Historia
La Ensalada Caprese Criolla no es una simple transposición de la clásica caprese italiana. Su origen se remonta a finales del siglo XIX, cuando inmigrantes italianos llegaron a la región del Río de la Plata y se encontraron con la abundancia de tomates de la zona y la mozzarella fresca que producían los pequeños productores locales. La albahaca, ya presente en la dieta mediterránea, se mezcló con el aceite de oliva importado de España y la normativa de la época que favorecía los productos locales.
Al principio la receta era una adaptación práctica: los italianos usaban el tomate de la región del Litoral, la mozzarella de la zona de La Plata y el aceite de oliva de la costa atlántica. Con el tiempo, la migración interna hacia el centro del país y la expansión de la producción de aceitunas en la zona norte de la provincia de Buenos Aires introdujeron nuevos matices. Se empezó a emplear aceite de oliva extra virgen de la zona de San Juan, lo que le dio al plato un sabor más intenso y afrutado.
Con la llegada de la tecnología de refrigeración en los años 40, la mozzarella podía conservarse más tiempo y se empezó a usar mozzarella de leche de vaca de la zona de Cañuelas, lo que añadió una textura más firme. La evolución del plato también estuvo marcada por la popularización de la salsa de soja en las décadas de 80, que algunos cocineros comenzaron a usar como toque ácido y salado para realzar el tomate.

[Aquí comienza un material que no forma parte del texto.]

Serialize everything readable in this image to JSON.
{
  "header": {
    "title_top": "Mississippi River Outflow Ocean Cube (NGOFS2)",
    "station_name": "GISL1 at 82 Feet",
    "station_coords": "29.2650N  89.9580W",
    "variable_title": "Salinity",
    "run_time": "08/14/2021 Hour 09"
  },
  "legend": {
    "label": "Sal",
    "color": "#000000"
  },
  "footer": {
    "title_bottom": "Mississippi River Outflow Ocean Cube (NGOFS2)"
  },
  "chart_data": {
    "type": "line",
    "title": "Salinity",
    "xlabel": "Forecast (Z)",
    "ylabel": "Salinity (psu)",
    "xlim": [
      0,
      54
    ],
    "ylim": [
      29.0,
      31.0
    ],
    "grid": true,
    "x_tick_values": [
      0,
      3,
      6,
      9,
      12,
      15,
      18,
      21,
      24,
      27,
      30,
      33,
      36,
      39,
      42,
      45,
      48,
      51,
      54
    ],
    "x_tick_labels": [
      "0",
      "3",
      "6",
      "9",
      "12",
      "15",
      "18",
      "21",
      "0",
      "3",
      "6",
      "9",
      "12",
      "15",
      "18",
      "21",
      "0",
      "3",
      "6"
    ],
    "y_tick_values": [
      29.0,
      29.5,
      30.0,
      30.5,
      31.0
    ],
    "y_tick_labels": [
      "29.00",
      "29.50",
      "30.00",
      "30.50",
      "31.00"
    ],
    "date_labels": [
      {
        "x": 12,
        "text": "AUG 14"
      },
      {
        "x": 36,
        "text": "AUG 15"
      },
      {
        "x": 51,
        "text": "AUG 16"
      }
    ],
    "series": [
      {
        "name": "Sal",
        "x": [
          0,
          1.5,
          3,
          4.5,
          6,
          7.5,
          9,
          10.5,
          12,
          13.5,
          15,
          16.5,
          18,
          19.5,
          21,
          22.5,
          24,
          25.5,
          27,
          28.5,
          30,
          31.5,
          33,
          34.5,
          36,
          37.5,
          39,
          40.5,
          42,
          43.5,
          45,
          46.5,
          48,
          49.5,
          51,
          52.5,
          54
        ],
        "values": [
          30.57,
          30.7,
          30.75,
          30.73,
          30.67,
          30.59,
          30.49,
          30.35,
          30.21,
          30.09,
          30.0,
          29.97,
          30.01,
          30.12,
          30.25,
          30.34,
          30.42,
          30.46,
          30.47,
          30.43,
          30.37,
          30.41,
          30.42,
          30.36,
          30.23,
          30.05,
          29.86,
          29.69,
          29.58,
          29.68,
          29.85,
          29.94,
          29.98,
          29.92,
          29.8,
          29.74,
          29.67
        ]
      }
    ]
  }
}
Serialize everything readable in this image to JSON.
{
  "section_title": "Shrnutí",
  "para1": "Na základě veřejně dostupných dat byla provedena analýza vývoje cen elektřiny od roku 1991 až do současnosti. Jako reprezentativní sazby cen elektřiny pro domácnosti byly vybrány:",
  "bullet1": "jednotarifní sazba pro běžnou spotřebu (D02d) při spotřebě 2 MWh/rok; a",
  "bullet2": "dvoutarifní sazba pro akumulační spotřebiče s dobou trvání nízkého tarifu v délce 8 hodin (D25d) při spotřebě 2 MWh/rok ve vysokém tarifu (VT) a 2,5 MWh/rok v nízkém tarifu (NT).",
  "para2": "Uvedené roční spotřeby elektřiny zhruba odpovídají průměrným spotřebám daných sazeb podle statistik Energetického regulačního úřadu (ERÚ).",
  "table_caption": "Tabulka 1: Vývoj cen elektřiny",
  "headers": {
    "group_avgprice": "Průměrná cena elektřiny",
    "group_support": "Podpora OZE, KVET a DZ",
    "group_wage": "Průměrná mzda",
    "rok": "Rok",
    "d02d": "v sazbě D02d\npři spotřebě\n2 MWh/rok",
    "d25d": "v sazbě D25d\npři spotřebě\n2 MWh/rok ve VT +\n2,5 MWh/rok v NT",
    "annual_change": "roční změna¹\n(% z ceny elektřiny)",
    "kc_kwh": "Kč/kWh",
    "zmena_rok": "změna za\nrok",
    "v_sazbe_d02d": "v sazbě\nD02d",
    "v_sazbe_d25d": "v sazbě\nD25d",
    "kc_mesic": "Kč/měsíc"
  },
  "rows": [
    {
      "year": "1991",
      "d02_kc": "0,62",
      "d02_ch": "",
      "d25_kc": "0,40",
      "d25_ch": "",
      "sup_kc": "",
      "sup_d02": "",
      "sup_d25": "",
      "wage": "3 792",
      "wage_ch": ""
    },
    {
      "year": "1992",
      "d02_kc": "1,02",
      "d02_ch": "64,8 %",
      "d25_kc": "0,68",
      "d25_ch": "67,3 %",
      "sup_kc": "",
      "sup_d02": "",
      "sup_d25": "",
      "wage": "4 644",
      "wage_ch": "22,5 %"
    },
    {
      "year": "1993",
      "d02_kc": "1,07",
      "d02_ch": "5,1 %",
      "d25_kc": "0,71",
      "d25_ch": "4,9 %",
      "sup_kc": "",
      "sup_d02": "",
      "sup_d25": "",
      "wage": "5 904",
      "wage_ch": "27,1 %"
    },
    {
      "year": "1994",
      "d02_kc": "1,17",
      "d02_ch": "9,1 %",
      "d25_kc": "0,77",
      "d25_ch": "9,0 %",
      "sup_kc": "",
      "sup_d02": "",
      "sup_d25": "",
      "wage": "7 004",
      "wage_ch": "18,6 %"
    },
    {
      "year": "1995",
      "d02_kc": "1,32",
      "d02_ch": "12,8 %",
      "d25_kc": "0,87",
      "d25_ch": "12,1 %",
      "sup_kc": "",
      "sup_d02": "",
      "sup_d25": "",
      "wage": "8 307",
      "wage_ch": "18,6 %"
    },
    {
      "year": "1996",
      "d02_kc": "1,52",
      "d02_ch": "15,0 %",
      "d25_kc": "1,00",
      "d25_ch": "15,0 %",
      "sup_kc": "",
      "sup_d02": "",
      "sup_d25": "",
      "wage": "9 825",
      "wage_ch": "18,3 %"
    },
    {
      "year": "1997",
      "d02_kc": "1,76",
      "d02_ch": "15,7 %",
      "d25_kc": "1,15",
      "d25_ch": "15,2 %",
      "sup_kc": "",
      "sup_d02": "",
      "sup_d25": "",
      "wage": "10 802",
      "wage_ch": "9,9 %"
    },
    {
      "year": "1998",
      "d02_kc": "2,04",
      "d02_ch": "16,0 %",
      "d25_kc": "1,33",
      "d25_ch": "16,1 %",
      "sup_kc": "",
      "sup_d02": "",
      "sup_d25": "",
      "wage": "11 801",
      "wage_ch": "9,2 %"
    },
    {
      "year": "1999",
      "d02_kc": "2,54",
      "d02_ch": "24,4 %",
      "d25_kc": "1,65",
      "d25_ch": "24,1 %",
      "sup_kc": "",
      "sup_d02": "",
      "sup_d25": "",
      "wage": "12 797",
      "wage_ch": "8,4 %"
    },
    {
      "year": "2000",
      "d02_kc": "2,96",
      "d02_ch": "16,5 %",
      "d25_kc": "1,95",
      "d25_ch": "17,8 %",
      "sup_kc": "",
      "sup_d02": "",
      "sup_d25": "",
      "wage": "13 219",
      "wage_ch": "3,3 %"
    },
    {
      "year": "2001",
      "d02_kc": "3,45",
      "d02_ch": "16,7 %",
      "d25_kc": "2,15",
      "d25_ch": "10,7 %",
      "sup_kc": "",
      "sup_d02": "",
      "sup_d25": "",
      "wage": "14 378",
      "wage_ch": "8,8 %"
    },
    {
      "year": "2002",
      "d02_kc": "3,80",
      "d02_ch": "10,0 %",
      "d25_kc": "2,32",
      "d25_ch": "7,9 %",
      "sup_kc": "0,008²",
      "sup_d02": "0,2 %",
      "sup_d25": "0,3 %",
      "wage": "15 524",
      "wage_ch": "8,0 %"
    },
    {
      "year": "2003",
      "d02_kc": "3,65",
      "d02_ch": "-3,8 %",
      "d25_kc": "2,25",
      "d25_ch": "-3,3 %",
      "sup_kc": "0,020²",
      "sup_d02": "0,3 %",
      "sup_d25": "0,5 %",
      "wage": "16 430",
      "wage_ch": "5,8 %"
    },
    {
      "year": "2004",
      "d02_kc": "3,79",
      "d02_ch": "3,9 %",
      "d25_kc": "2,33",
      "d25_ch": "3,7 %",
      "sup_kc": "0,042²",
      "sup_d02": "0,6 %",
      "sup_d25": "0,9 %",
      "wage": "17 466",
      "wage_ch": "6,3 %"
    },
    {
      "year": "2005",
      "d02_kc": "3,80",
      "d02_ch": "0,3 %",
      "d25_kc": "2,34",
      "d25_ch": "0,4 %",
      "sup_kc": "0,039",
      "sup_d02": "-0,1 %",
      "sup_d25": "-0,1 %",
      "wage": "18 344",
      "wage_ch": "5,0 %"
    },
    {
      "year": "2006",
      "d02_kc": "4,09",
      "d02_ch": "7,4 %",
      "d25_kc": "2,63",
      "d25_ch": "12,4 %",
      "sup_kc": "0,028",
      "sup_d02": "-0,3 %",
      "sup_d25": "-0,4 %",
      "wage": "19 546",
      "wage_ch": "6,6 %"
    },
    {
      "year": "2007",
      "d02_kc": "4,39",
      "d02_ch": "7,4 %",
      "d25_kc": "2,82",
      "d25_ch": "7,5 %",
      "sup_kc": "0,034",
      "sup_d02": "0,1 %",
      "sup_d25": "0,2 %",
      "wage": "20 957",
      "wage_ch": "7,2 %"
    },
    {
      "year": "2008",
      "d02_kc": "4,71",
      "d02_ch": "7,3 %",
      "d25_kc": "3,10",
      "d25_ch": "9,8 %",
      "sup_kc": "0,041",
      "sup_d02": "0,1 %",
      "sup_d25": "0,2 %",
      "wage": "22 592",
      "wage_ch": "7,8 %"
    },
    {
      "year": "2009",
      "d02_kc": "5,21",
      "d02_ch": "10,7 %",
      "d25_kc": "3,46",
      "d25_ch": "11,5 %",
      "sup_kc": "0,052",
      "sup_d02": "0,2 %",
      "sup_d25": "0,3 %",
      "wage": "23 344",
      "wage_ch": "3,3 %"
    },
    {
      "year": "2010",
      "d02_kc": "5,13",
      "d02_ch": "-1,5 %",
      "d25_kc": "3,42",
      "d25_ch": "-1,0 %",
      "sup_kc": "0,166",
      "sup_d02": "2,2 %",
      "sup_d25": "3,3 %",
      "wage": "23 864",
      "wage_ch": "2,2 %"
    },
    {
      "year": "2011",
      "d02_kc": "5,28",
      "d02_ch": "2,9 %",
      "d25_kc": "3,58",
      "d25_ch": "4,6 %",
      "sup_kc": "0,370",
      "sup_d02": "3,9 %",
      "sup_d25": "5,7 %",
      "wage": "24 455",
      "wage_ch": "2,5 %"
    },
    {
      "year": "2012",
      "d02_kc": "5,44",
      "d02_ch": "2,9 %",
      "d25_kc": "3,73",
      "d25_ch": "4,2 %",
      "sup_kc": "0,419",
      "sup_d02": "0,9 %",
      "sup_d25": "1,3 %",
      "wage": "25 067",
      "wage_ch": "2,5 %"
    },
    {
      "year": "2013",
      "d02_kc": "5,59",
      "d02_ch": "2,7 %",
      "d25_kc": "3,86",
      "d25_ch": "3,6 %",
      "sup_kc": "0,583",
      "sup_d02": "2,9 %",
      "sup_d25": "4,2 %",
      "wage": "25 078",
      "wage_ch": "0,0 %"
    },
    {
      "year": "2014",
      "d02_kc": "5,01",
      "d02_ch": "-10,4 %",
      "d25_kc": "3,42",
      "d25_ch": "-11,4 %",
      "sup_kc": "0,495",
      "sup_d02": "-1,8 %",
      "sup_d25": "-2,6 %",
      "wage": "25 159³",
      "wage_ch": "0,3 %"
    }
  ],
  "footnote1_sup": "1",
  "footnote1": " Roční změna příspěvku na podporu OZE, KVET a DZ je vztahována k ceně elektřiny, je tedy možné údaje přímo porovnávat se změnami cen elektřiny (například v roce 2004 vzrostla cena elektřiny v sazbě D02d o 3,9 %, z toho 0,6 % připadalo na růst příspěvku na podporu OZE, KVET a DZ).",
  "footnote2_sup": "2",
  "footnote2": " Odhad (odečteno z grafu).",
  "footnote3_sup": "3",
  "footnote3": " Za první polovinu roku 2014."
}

Hoy la Ensalada Caprese Criolla es un símbolo de la fusión entre la tradición italiana y la identidad gastronómica argentina. Se sirve a menudo en asados y como entrante en eventos sociales, recordando la importancia de la adaptación y la creatividad culinaria.
Ingredientes
- 500 g de tomate San Marzano (o de la zona del Litoral)
- 250 g de mozzarella fresca (preferiblemente de la zona de Cañuelas)
- 30 g de hojas de albahaca fresca (aprox. 1 manojo)
- 3 cucharadas de aceite de oliva extra virgen (preferentemente de San Juan)
- 1 cucharada de vinagre balsámico (opcional)
- 1 cucharadita de sal finamente molida
- ½ cucharadita de pimienta negra recién molida
- 1 diente de ajo (opcional, sin piel)
- 1 cucharadita de azúcar moreno (opcional, para equilibrar la acidez)
Preparación
1. Lavar y cortar los tomates: Lavar 500 g de tomate San Marzano, quitar la piel con un cuchillo afilado y cortar en rodajas de 0,5 cm de grosor.
2. Preparar la mozzarella: Cortar 250 g de mozzarella en rodajas del mismo grosor que el tomate. Si la mozzarella es muy húmeda, colocarla sobre papel de cocina y dejar reposar 10 min para que se escurra el exceso.
3. Hojas de albahaca: Sacar 30 g de hojas de albahaca, lavarlas con agua fría y secarlas con una toalla de papel.
4. Salsa de ajo (opcional): Si decidís usar ajo, machacar el diente de ajo con la sal y mezclar con 3 cucharadas de aceite de oliva. Dejar reposar 5 min.
5. Montar la ensalada: En una fuente grande, alternar capas de tomate, mozzarella y albahaca. Repetir hasta terminar con mozzarella.
6. Aderezar: Rociar la mezcla con 3 cucharadas de aceite de oliva extra virgen. Añadir 1 cucharada de vinagre balsámico, 1 cucharadita de azúcar moreno y el ajo machacado (si lo usás). Salpimentar con la sal y la pimienta.
7. Reposar: Dejar reposar la ensalada en el refrigerador 15 min antes de servir para que los sabores se integren.
8. Servir: Decora con hojas de albahaca fresca y, si gustás, una pizca de chile rojo triturado.
Variantes
- Caprese Criolla NOA: Se sustituye la mozzarella por queso de cabra de la zona norte de la provincia, agregando una acidez natural. Se añade una pizca de pimentón ahumado.
- Caprese Criolla Litoral: En lugar de mozzarella, se usa queso fresco de la costa atlántica, con una textura más blanda y un sabor ligeramente marino. Se acompaña con un chorrito de aceite de oliva de la zona de Mar del Plata.
- Caprese Criolla con Aceite de Oliva de San Juan: Se sustituye el aceite de oliva regular por aceite de oliva extra virgen de San Juan, aportando notas de frutos secos y un sabor más intenso.
- Caprese Criolla con Vinagre de Malbec: Se reemplaza el vinagre balsámico por vinagre de vino Malbec, generando un contraste frutal.
- Caprese Criolla con Jerez: Se añade una cucharada de jerez seco para aportar complejidad y un toque de dulzor tenue.